Nossa como a Itália consegue ser mais Italiana ao sul! É neste ponto cardeal, longe dos grandes centros de arte que exaltam a beleza do Renascimento ideológico e artístico da humanidade que a Itália se transforma na terra de belíssimas praias de azul incrível. De ragazzi galanteadores sempre bronzeados e com gel no cabelo, de ragazzinas sedutoras de ar coquete, de roupas no varal, de cheiro de uva nos campos. Terra de mammas que gritam e riem com suas crias, de almoços na varanda com vinho, brigas e risos.

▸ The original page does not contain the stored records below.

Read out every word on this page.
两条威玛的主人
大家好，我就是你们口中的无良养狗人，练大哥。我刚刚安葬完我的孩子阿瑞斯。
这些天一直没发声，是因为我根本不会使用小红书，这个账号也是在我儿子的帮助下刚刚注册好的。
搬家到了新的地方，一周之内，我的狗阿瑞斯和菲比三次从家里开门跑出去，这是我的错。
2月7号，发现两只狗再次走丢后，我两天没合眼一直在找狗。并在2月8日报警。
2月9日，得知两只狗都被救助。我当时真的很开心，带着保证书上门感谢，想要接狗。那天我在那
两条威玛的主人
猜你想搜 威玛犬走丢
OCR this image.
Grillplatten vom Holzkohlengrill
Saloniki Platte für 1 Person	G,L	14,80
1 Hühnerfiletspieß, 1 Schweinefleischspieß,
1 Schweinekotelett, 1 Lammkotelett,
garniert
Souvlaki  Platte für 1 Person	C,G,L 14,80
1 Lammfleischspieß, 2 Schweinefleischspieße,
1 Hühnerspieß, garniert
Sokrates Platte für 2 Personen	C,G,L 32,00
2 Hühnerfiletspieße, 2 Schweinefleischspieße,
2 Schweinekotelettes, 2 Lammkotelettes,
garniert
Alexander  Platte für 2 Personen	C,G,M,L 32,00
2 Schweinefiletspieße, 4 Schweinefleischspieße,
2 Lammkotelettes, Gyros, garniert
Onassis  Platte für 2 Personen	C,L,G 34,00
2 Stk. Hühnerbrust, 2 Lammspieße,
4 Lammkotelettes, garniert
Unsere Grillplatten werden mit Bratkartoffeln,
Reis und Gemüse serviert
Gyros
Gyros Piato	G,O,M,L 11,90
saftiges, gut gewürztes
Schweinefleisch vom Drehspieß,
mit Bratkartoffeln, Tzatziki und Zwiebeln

Terra onde a massa é rainha, onde a pizza que conhecemos nasceu, onde o pomodoro  (tomate) é mais doce, ás vezes dourado como ouro, ás vezes rubro como sangue. Também é o lar das místicas máfias e camorras, organizações criminosas que deram origem a imensas fortunas, sofrimentos, vergonhas e roteiros de cinema.
Cheguei a Napoli no fim de tarde, resolvi dormir num hotel. Os fantasmas que rondam o sitio do babbo ainda me apavoram. São lembranças tristes, também belas lembranças. Num átimo lembrei uma noite enluarada, da mamma no colo do Lipo, de minhas mãos em seus cabelos ralos lhe acarinhando e do Babbo cantando uma bela cançoneta napolitana. Esta noite é uma das mais belas de minha vida. Estávamos nós quatro juntos e felizes. Nada importava naquele momento. Não havia saudade, não havia medo, não havia perda. Estávamos de novo em terra nostra, com as mãos calejadas da colheita e a sensação de dever cumprido com a terra. O sorriso da mamma é algo que nunca vai sair de minha lembrança. Ela olhava o babbo com devoção, nos olhava com uma ternura sem fim. Naquela noite ela me disse com sua voz fraca pela doença que lhe devorava que tudo tinha valido a pena, que ela era muito feliz, e que sempre seria feliz através de seus homens. Que nós três a fizemos a mulher mais feliz da face da terra.
Sonhei com a mamma na cama impessoal do hotel. E ela me levou a um tempo em que eu deitava em seu regaço, sentia seu peito quente me aquecendo a nuca. E ficávamos quietos apenas sendo mamma i figlio.
Acordei com a sensação de que tudo pode dar certo.
Depois dos exercícios e de me alimentar fui ao sitio deixar as encomendas do babbo, passar as ordens que ele havia mandando. Dei uma volta pela propriedade para ver como seguiam os últimos mandados do babbo e segui viagem depois de pegar uma caixa do azeite virgem e perfumado fabricado ali.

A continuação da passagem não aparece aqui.